Wie immer: so lange keine ernsthafte Alternative zum kapitalistischen System sichtbar ist, sondern lediglich Varianten - vom anarchischen Neoliberalismus über den staatsmonopolistischen Kapitalismus Chinas bis zu einem allfälligen "Kapitalismus mit menschlichem Antlitz" - die SPÖ ist eine kapitalistische Systempartei wie alle anderen auch und muss mit all diesen anderen Parteien im Rahmen dieses System konkurrieren.

Wer kann es besser?

Politische Parteien dienen unterschiedlichen bis gegensätzlichen gesellschaftlichen Interessen. Um mehrheitsfähig und damit regierungsfähig zu sein, müssen sie zwischen diesen Interessen aber auch erfolgreich vermitteln und mehrheitlich akzeptierte Lösungen in nicht nur einem Politikfeld finden.

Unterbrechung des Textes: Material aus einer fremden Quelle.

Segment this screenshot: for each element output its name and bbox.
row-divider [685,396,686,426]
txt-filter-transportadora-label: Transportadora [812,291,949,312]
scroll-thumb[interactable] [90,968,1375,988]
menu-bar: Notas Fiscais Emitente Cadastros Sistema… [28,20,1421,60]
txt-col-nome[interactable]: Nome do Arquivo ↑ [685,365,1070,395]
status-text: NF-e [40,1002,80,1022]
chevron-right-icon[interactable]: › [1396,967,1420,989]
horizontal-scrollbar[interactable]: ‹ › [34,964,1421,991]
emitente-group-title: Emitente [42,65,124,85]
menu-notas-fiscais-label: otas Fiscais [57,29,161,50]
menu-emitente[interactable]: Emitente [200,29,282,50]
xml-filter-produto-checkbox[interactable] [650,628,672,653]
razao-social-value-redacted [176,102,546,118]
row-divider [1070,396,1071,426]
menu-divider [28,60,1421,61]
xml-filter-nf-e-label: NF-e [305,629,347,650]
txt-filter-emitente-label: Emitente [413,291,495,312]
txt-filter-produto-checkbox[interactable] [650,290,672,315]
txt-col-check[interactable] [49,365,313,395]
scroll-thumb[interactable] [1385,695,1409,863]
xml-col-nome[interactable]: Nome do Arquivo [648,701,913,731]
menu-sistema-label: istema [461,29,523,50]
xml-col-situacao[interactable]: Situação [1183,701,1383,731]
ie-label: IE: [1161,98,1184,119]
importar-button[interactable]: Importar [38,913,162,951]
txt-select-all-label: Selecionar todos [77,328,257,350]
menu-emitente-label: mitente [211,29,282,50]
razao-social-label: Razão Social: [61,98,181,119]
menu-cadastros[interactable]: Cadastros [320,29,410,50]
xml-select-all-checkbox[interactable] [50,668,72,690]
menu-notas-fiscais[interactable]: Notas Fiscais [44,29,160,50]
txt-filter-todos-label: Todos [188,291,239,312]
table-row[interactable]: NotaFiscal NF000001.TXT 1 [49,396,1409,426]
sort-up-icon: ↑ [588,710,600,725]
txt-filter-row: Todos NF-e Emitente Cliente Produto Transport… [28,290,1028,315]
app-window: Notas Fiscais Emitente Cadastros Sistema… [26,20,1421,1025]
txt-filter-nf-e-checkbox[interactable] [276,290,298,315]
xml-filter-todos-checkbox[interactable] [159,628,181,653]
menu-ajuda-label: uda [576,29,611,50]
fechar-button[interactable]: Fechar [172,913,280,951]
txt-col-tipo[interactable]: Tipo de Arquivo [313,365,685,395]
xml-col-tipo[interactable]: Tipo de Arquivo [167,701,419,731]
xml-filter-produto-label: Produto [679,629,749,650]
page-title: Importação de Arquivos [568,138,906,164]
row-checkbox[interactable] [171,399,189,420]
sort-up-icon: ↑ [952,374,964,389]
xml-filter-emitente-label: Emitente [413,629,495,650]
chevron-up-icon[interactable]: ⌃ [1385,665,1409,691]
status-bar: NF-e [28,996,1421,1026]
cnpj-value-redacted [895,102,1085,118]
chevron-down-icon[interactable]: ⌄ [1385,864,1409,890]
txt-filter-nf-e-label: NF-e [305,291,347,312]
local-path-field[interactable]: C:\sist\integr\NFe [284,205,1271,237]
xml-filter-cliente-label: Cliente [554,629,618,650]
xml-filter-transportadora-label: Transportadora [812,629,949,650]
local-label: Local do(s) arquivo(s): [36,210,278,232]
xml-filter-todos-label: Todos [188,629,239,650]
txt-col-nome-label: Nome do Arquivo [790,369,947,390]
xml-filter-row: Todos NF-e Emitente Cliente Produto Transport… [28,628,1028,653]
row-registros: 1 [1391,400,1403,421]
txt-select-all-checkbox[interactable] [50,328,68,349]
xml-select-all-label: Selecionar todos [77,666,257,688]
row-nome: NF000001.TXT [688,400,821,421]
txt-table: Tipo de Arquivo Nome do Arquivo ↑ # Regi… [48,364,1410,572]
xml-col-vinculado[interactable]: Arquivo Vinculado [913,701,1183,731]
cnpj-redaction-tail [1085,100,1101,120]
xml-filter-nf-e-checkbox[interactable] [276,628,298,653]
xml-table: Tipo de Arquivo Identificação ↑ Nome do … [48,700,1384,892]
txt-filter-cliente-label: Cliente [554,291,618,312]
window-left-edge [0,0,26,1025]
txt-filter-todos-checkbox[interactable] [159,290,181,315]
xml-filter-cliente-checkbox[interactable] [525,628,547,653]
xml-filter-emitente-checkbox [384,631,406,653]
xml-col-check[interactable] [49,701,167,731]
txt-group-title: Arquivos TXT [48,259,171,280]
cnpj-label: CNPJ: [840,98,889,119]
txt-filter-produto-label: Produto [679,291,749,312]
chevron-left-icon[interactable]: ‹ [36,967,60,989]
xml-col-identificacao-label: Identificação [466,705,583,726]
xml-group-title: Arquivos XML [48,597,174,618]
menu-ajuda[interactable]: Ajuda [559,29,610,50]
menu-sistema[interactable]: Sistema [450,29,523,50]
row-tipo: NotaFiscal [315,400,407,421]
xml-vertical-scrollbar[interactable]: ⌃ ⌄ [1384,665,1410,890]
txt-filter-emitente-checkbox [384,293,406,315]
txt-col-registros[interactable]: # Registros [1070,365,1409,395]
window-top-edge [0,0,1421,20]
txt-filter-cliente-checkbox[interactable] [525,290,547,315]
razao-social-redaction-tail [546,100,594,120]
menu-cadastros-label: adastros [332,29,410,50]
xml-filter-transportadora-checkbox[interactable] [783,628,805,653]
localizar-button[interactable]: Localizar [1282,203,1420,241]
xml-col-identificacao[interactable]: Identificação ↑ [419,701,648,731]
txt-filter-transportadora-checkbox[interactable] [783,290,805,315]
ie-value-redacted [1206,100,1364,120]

Ob die SPÖ sich als dezidiert arbeitnehmerorientierte Partei positioniert, die in erster Linie darauf aus ist, die an die FPÖ verlorenen Wähler zurückzugewinnen oder ob sie eher mit der Volkspartei um gesellschaftliche Breite wetteifern will - in beiden Fällen ist zu vermuten, dass sie die Größe und Bedeutung, die sie vor dem Bankrott des Sozialismus im Westen hatte, nicht mehr erreichen kann.

Die Sozialdemokratie als Partei des Dritten Wegs ist Geschichte.